Photo: © BMEL / Photothek

Designing crisis-proof food systems

At the Berlin Conference of Agriculture Ministers, participants committed to the sustainable transformation of food systems. They want to make food systems more resilient and climate-friendly while preserving biodiversity.

Some 70 ministers of agriculture from all over the world came together at the 15th Berlin Conference of Agriculture Ministers in January 2023. Along with representatives from more than ten international organisations, they discussed how to implement the right to food worldwide.
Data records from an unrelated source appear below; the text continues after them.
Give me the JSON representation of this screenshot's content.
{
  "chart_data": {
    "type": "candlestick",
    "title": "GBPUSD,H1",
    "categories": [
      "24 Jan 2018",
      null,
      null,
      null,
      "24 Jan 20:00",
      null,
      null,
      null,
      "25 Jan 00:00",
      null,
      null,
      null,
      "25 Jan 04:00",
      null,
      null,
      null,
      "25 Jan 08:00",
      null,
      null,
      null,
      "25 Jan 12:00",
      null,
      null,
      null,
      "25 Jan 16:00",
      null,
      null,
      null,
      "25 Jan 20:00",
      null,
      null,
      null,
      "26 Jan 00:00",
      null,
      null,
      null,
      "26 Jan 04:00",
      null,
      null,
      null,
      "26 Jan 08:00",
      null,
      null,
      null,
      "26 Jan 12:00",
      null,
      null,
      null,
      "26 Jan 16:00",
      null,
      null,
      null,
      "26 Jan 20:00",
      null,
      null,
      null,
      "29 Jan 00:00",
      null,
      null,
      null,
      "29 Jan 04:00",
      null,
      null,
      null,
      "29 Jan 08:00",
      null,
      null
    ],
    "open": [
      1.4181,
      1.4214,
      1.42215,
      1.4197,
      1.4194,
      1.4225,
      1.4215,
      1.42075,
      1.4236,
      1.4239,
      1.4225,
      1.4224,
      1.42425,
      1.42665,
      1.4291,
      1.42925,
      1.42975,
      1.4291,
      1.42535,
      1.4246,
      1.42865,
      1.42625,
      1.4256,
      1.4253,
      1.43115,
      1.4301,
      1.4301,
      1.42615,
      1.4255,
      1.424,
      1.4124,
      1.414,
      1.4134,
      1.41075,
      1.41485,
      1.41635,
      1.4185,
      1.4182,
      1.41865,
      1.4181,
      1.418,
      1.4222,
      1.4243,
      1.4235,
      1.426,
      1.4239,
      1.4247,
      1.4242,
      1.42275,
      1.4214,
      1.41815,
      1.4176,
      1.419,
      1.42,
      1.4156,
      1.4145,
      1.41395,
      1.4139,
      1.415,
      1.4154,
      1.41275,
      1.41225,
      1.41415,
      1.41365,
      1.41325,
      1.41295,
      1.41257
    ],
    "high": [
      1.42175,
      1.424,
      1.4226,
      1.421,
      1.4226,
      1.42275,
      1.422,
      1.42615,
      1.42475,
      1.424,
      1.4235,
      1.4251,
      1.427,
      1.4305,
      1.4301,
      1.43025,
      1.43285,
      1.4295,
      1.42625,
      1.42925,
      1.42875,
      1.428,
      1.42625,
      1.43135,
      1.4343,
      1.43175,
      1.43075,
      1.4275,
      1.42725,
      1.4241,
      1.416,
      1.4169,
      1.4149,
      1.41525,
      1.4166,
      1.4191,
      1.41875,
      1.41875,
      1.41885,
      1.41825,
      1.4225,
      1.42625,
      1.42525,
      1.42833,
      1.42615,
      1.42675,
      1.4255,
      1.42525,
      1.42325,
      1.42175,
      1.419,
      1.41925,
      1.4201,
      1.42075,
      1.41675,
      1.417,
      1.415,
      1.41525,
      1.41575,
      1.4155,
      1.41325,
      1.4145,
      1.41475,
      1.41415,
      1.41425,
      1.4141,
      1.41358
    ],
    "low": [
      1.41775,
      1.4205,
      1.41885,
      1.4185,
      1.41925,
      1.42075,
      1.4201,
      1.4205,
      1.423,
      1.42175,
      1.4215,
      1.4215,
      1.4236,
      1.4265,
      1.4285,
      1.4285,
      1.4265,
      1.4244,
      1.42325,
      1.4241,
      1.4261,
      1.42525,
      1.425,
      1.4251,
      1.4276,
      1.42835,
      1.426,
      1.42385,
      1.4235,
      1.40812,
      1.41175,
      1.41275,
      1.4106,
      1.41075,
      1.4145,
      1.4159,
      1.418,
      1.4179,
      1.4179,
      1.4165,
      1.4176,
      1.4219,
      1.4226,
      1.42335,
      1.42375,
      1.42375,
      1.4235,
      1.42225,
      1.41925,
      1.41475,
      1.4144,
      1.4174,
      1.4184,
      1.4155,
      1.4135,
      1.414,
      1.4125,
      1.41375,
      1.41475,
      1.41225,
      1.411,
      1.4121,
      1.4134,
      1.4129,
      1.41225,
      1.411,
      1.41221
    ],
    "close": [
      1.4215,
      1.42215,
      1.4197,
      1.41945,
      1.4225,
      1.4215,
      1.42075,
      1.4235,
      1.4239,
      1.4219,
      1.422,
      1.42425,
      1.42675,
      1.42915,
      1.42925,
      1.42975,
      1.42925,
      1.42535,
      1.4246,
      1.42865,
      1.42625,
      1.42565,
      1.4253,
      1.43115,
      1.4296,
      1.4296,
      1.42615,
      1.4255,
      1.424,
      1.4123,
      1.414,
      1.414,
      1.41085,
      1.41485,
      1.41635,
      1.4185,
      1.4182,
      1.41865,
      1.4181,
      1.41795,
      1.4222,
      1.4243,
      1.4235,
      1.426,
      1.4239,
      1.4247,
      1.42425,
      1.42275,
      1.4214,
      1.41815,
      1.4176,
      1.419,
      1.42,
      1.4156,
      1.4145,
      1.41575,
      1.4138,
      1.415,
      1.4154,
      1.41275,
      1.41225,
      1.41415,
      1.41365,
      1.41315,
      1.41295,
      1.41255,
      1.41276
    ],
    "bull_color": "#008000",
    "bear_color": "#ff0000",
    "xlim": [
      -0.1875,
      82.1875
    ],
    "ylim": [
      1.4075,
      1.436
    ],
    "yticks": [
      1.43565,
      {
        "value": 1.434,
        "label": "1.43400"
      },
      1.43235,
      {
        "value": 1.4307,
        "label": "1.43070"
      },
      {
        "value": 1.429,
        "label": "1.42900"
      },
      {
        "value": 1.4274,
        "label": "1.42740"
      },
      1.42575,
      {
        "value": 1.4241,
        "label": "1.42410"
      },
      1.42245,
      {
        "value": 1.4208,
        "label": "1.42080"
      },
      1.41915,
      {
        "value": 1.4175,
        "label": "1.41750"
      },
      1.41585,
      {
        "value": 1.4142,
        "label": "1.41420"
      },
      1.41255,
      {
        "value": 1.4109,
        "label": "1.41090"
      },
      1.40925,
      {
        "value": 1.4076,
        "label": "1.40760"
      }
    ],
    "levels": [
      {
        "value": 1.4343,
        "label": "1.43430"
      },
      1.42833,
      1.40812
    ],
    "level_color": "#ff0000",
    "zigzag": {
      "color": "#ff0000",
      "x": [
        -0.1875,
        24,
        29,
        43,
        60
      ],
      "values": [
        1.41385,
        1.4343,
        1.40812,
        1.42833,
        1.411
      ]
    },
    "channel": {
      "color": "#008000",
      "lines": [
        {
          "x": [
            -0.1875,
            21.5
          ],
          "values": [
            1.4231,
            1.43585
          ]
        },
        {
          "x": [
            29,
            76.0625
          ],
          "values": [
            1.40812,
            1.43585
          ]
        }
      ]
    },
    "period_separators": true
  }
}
In their final declaration on the main theme of the conference “Transforming food systems: A global response to multiple crises”, the ministers made a commitment to promoting sustainable, inclusive and crisis-proof food systems. The participants also pledged to make food available, affordable and safe for all in order to achieve the UN goal of Zero Hunger as part of the 2030 Agenda.

The German Federal Minister of Food and Agriculture, Cem Özdemir, stressed that humanitarian aid was essential, but it only helped in the short term. “While war and the climate crisis inflict major damage in the blink of an eye, it takes time to cultivate land. We need to move away from short-term crisis hopping. Our support must have a long-term impact. That is why we need to strengthen agricultural development worldwide, and focus on long-term solutions. We need to build grain silos, not send sacks of grain.”

Key outcomes of the 15th Berlin Conference of Agriculture Ministers 

  • Creating sustainable and resilient food systems: The aim is to promote crisis-proof food systems that are both sustainable and resilient. This includes ensuring that agriculture is economically viable for agriculture and decent working conditions. In particular, family farmers, smallholders, women, youth, and indigenous and vulnerable groups must be supported. The building blocks are the reduction of food waste and loss, rule-based trade, sustainable supply chains, and supporting locally adapted farming and greater diversity.
  • Fostering climate-friendly food systems: In addition to meeting the 1.5-degree target and supporting the COP27 targets for agriculture, greenhouse gas emissions must be reduced through the sustainable management of soils, nutrients and livestock. There is a need to help adapt agriculture to climate change. This includes reducing energy consumption in the agricultural sector.
  • Promoting the conservation and sustainable use of biodiversity: Functioning food systems depend on the preservation of biodiversity. Soil health and agroecology must be enhanced in order to improve genetic diversity and agrobiodiversity. More efficient use is to be made of fertilisers and pesticides in order to reduce soil and water pollution. Deforestation and desertification must be prevented.
  • Improving collaboration for sustainable global food systems: Important governance issues for securing the world’s food supply are to be introduced into the discussion process. Furthermore, the results of the Conference of Agriculture Ministers are to be incorporated into the process of the UN Food Systems summit. The UN Committee on World Food Security (CFS) is also to be strengthened, as is cross-sectoral collaboration on the One Health approach.